The authors inferred that some DCIS cells are already “equipped” with genomic aberrations that allow metastasis.

Using single DCIS and IDC cells from stored samples representing 13 patients who had both DCIS and breast cancer, the researchers studied copy number changes for the oncogenes COX2, MYC, HER2, CCND1, and ZNF217 and the tumor-suppressor genes DBC2, CDH1, and TP53.

DCIS cells exhibited less chromosomal instability than IDC cells, the authors reported. Identical signal clones were found in <20% of cells, the authors noted.

“Despite enormous intercellular heterogeneity in DCIS and IDC, we observed signal patterns consistent with a nonrandom distribution of genomic imbalances,” they wrote. “CDH1 was most commonly lost, and gain of MYC emerged during progression from DCIS to IDC.”

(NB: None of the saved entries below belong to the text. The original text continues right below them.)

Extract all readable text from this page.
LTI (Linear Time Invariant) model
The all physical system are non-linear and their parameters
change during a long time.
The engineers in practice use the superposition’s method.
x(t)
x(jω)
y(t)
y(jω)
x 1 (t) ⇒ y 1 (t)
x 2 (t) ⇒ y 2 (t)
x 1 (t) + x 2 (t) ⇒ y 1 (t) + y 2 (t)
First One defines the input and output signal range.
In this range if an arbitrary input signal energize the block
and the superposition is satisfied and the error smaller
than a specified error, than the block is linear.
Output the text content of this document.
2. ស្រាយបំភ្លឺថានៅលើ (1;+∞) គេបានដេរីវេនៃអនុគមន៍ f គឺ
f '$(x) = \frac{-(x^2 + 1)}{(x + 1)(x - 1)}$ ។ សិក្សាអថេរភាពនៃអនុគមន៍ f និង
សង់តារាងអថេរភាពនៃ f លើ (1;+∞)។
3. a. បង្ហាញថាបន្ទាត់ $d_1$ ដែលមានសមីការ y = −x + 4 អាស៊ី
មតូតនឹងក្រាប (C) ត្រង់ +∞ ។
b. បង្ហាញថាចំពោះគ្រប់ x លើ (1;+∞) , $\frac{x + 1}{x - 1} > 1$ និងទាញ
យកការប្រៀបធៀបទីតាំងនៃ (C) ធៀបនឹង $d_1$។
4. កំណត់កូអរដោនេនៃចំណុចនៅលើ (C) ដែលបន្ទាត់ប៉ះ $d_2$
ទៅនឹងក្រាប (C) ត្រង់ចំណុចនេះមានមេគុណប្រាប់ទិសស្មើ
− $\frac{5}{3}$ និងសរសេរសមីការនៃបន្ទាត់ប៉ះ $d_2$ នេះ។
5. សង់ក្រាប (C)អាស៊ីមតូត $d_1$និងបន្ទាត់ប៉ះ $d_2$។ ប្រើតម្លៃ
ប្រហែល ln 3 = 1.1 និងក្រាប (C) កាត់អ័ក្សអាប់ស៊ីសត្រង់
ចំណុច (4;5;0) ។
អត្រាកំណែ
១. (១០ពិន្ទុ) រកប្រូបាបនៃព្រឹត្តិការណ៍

In four cases, DCIS cells exhibited “identical clonal imbalances” to those found in IDC cells. In six cases, genomic switches occurred during transition from DCIS to IDC, in four of which a gain of MYC copy number was noted, the authors reported. MYC is a an oncogene involved in cellular proliferation, growth and differentiation, and is believed to play an important role in the transition of DCIS to IDC.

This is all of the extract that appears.